Les images de meubles empilés dans la rue en plein mois de janvier devant un immeuble de la rue de Brébeuf, dans le Plateau Mont-Royal, relayées lundi par la députée de Québec solidaire Ruba Ghazal, ont créé beaucoup d’émoi sur les réseaux sociaux. Claudia Leduc, qui habite la maison voisine, a assisté à la scène de l’huissier et des déménageurs venus vider l’appartement le 14 janvier dernier. « On venait de commencer avec le couvre-feu. Comme c’était l’hiver, il faisait froid et il y avait de la neige. Le locataire s’est retrouvé sur le trottoir, désemparé. Il n’était pas sûr de pouvoir récupérer ses affaires et de se trouver un logement. Voir quelqu’un qui perd sa vie, c’est triste », relate-t-elle.
S’il s’est retrouvé dans la rue, c’est que le Tribunal administratif du logement a autorisé son expulsion pour non-paiement de loyer. La décision du Tribunal rendue le 23 décembre dernier précise que le locataire a omis de payer son loyer pendant cinq mois.

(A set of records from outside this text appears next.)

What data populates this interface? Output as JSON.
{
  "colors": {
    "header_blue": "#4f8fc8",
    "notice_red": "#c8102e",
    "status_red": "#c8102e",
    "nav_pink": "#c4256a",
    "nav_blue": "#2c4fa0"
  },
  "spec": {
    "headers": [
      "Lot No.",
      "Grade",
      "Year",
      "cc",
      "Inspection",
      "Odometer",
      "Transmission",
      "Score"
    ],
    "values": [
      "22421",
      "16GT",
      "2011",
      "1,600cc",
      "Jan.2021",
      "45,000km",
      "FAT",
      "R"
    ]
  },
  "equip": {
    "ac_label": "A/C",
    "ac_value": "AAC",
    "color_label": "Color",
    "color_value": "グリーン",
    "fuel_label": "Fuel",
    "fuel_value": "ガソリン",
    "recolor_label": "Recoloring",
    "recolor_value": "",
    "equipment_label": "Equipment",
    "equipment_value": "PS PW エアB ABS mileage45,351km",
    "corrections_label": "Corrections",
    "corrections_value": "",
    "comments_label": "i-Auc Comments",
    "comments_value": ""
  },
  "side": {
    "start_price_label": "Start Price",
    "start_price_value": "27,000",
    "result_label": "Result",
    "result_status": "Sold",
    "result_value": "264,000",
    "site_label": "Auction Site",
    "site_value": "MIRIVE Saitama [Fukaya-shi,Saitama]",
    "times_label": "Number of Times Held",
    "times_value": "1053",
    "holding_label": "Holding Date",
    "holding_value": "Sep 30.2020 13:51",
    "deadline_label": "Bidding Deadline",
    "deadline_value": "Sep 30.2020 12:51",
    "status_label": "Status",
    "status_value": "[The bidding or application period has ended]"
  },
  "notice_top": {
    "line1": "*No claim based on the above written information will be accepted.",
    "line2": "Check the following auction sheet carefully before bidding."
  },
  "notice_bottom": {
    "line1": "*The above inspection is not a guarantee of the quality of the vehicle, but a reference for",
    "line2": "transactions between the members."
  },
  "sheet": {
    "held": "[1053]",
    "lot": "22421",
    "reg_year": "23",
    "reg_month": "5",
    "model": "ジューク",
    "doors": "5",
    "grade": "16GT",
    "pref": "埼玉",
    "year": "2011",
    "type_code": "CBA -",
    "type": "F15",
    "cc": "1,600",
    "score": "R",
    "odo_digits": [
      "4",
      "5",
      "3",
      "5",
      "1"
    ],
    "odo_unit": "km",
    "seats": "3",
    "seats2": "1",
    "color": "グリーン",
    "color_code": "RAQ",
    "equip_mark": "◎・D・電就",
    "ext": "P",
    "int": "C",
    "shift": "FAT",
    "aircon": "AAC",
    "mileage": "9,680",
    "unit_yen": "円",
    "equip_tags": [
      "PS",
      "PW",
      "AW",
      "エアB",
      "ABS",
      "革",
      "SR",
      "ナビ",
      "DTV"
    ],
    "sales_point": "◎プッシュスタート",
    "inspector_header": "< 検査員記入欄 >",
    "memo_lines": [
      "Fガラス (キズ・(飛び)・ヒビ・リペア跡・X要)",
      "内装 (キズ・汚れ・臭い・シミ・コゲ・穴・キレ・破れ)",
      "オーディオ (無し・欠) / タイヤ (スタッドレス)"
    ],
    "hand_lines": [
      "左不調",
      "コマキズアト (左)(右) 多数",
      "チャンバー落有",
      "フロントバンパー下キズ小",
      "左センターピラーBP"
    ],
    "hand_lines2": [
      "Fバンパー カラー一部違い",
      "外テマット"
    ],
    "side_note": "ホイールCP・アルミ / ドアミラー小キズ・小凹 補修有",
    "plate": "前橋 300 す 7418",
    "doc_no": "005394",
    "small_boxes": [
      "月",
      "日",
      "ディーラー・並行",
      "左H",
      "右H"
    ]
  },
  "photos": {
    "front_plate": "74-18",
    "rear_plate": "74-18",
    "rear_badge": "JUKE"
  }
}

Le député de Québec solidaire Andrés Fontecilla reconnaît que le propriétaire était en droit d’expulser son locataire. « Mais au-delà de ce cas spécifique, cette situation met en lumière l’intense activité spéculative des immeubles locatifs dans les quartiers centraux de Montréal et à Québec. La machine est emballée. »
Car ce qui a aussi fait réagir sur les réseaux sociaux, c’est que, peu après cette expulsion, le propriétaire a mis en vente l’immeuble pour 1,35 million de dollars, alors que, selon l’acte de vente, il l’avait acheté en juin 2020 pour 857 500 $. Et l’annonce — qui a été modifiée depuis — clamait : « Voici votre chance d’acquérir un triplex et d’en disposer comme bon vous semble sans se soucier des locataires. »
Au-delà de ce cas spécifique, cette situation met en lumière l’intense activité spéculative des immeubles locatifs dans les quartiers centraux de Montréal et à Québec.
Joint par Le Devoir, le propriétaire a nié être un spéculateur insensible au sort des locataires. Il dit avoir reçu des messages haineux et des menaces en plus d’avoir été victime de vandalisme, mouvement qui s’est amplifié avec la publication par Ruba Ghazal des images du locataire expulsé. « Je subis énormément de préjudices, explique Karl Boissonneault. Je ne suis pas une entreprise qui a des millions de dollars et qui joue à évincer des locataires sans raison. »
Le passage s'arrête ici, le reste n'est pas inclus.